So it's after 10pm here. I have to go pack for tomorrow. If you don't hear from me for 5-7 days, don't worry. We're going to the sticks and may not have internet access. We'll see.

Tuesday, June 27, 2006

Air sickness...

I'm sitting in an internet cafe in Heraklion/Iraklio, Crete. I swear this is totally weird. There are about 40 men (ages 18-45) all sitting around computers gaming and smoking and smoking and gaming. Cough, cough. The sacrifices I make to let you all know we're OK. (I'm going to try coming in the morning when most of these dorks are in bed.)

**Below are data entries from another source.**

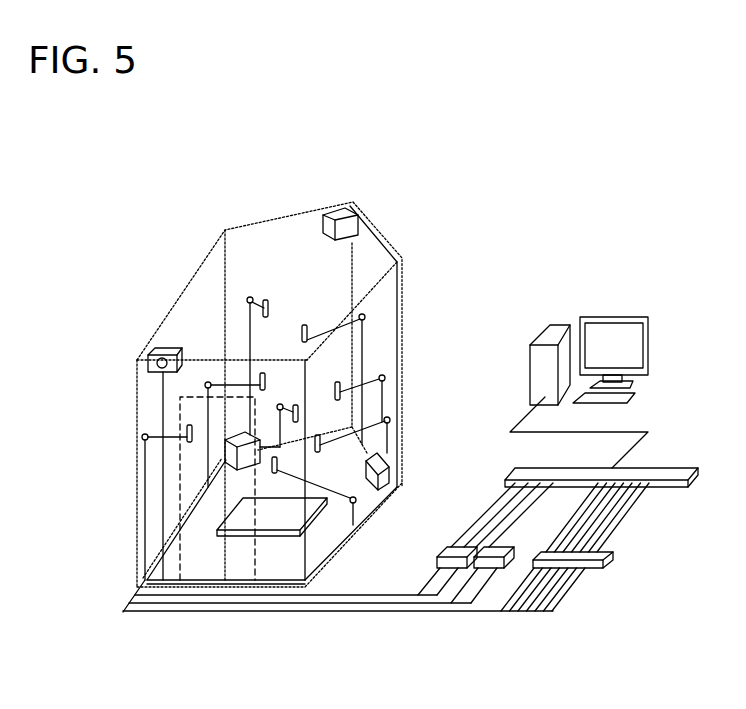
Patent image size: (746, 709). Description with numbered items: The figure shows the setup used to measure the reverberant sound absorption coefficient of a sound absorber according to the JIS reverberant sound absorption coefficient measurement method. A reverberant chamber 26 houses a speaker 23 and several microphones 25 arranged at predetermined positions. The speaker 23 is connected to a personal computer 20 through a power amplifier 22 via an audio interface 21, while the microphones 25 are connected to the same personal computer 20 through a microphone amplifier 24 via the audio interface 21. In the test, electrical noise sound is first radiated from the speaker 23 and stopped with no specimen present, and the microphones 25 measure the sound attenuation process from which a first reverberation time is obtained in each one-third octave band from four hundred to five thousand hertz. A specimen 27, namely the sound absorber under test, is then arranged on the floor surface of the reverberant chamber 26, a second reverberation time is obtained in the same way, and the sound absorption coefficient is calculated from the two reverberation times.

The personal computer 20 is at (619, 311).
The audio interface 21 is at (682, 468).
The power amplifier 22 is at (438, 550).
The speaker 23 is at (168, 350).
The microphone amplifier 24 is at (608, 570).
The microphones 25 is at (267, 300).
The reverberant chamber 26 is at (310, 211).
The specimen 27 is at (237, 537).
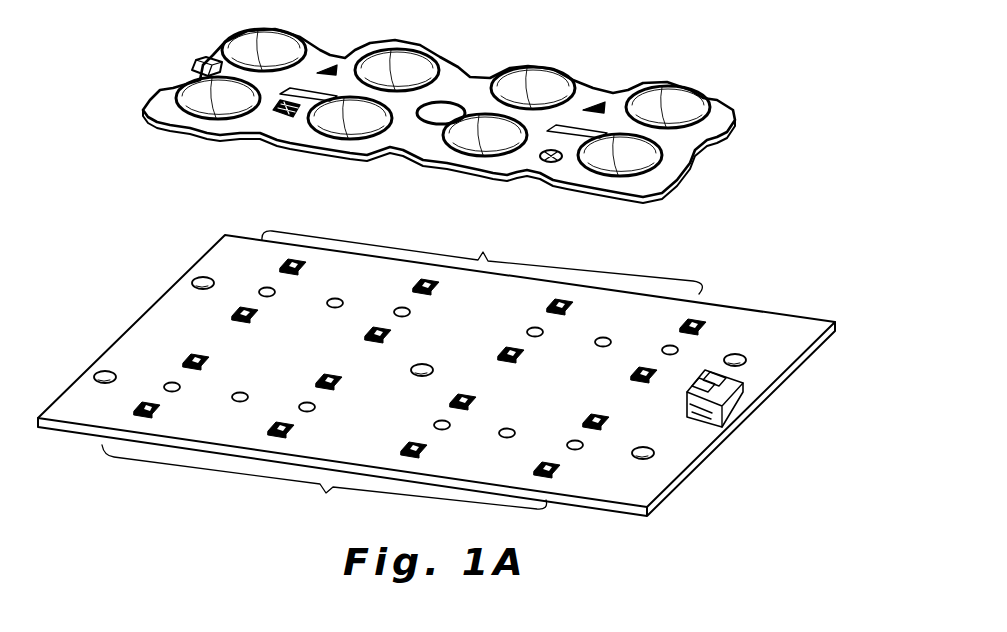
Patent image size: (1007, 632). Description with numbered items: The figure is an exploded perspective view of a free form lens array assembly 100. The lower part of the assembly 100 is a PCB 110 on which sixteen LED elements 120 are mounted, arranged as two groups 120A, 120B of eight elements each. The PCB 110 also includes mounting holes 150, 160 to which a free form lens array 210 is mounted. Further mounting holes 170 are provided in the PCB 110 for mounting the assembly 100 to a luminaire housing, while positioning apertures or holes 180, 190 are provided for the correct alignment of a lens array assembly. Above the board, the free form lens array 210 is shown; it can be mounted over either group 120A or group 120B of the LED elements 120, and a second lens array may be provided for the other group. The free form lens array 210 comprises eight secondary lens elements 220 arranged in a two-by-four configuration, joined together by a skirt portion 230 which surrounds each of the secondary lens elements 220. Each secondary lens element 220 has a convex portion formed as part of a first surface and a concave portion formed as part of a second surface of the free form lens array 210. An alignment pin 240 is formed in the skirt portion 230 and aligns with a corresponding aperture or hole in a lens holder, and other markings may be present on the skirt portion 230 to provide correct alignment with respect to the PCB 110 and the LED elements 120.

The free form lens array assembly 100 is at (744, 213).
The PCB 110 is at (752, 330).
The LED elements 120 is at (219, 309).
The first group of LED elements 120A is at (324, 486).
The second group of LED elements 120B is at (482, 259).
The mounting holes 150 is at (322, 320).
The mounting holes 160 is at (592, 353).
The mounting holes 170 is at (195, 281).
The positioning holes 180 is at (262, 289).
The positioning holes 190 is at (679, 350).
The free form lens array 210 is at (591, 61).
The secondary lens elements 220 is at (417, 60).
The skirt portion 230 is at (170, 115).
The alignment pin 240 is at (191, 59).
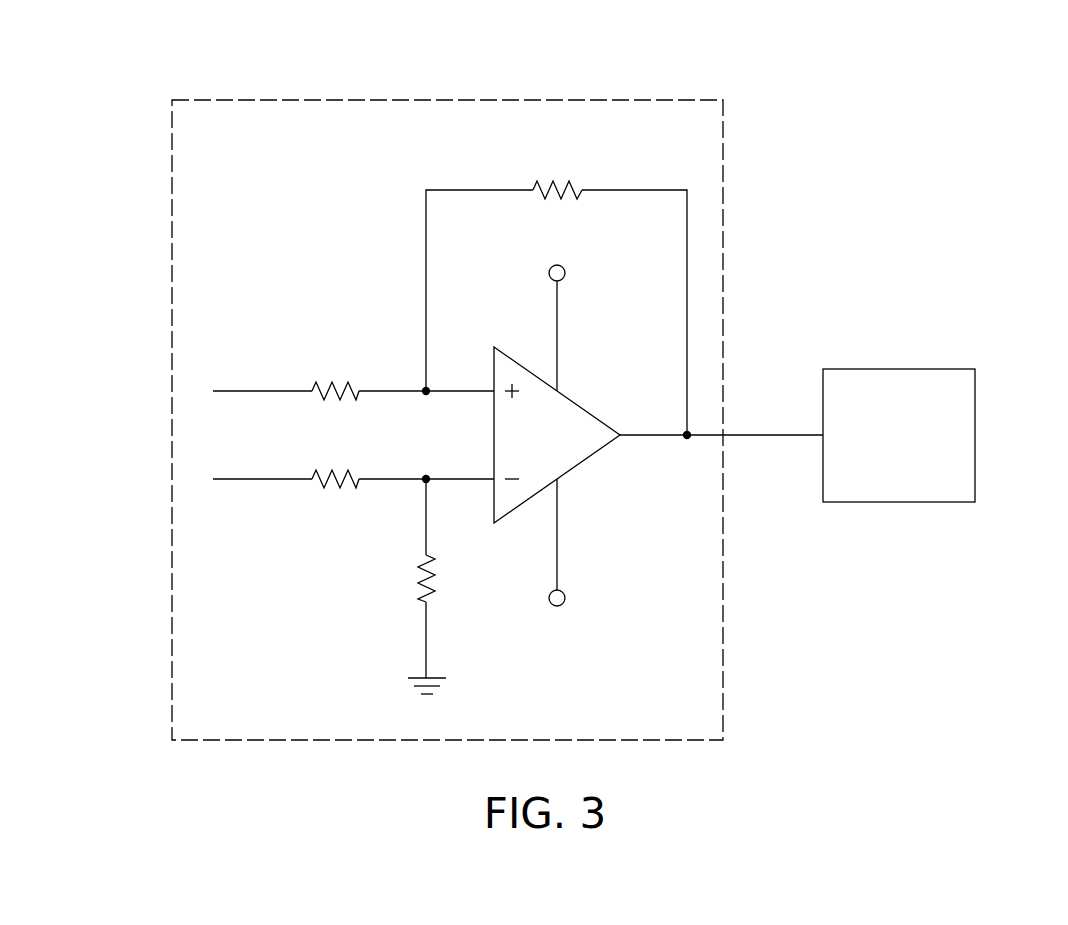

Anyway, on the flight over, both Erin and Teagan threw up. I wasn't sure if they were air sick or sick of British food, but in any case, they are both fine now.

Crete has great weather. It took us a few hours to find a hotel. Everything in Heraklion is very expensive. We're staying at Lena Hotel in the center of town. It's 70Euro/night for a four-twin room. It's very spartan and caters to the backpack crowd--it's across the street from the Youth Hostel and takes their overflow at times.

I'm getting by with my rudimentary Greek. Thank God many of them speak English, but I find myself asking "Please, do you speak English" about every twenty minutes. When I say a few words in Greek, most of them are very happy, smile, and say "Ah, you speak Greek!" Uh, no. I just know how to ask dorky things like "Where is post office". I find grammar rules aren't needed to get your point across.

We took a ton of photos, but I have no way of uploading them from this computer. When I eventually find some place that has wireless, I'll load a bunch of them.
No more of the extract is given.